Song by Fred Astaire
- B-side: Things Are Looking Up
- Published: September 16, 1937 by Gershwin Publishing Corp., New York
- Released: November 1937
- Recorded: October 17, 1937
- Studio: Los Angeles, California
- Genre: Jazz
- Label: Brunswick 7983
- Composer: George Gershwin
- Lyricist: Ira Gershwin

Fred Astaire singles chronology
| "A Foggy Day" (1937) | "Nice Work If You Can Get It" (1937) | "Change Partners" (1938) |

= Nice Work If You Can Get It (song) =

1937 song by George and Ira Gershwin

"Nice Work If You Can Get It" is a popular song and jazz standard composed by George Gershwin, with lyrics by Ira Gershwin.

==Background==
The song began life in 1930 as a nine-bar phrase with the working title "There's No Stopping Me Now". Its title phrase "Nice work if you can get it" came from an English magazine.
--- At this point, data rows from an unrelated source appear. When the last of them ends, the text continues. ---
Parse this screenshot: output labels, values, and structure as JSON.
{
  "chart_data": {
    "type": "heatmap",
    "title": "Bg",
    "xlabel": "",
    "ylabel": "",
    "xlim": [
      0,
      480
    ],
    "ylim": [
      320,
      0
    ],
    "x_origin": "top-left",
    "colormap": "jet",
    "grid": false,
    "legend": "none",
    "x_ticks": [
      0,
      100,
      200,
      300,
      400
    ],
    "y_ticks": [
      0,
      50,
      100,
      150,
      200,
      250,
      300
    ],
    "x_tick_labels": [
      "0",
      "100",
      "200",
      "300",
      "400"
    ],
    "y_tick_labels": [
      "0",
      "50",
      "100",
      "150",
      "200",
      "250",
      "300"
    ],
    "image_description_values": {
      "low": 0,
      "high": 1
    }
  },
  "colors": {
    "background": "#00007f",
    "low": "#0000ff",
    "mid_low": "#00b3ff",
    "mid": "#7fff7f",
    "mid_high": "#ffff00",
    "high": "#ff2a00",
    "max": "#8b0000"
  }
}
It was one of nine songs the Gershwin brothers wrote for the movie A Damsel in Distress in which it was performed by Fred Astaire with backing vocals by The Stafford Sisters. The song was published in 1937.

==First recordings==
The first jazz recording of the work was by Tommy Dorsey three weeks after the release of the film. Early chart versions were by Shep Fields, Teddy Wilson with Billie Holiday, Fred Astaire (with the Ray Noble Orchestra), Maxine Sullivan, and The Andrews Sisters. The song was recorded by many jazz singers and adopted by bebop instrumentalists; Jerry Newman recorded pianist Thelonious Monk performing the tune in 1941 at Minton's Playhouse, a nightclub closely connected with early bebop, and he subsequently recorded it several times.

== Other recordings ==
- Tommy Dorsey – 1937
- Billie Holiday with Teddy Wilson – 1937
- Thelonious Monk – 1941, 1947
- Art Tatum – 1949
- Sarah Vaughan with Jimmy Jones music director; and Percy Faith arranger and conductor – Sarah Vaughan in Hi-Fi (1955)
- Mel Tormé – Mel Tormé Sings Fred Astaire (1956)
- Frank Sinatra – A Swingin' Affair! (1957) and Sinatra-Basie: An Historic Musical First (1962)
- Erroll Garner – Erroll Garner Plays Gershwin and Kern, 1968
- Ella Fitzgerald with Andre Previn – Nice Work If You Can Get It, 1983

==Popular culture==
- In the 1951 film An American in Paris, the song is performed by Georges Guétary.
- A version of this song was used during the opening credits of the 1995 to 1998 CBS sitcom Cybill, starring Cybill Shepherd, who performed the song.
- The song was included in the Tony Award-winning Broadway musical Crazy for You and lent its name to the musical Nice Work If You Can Get It.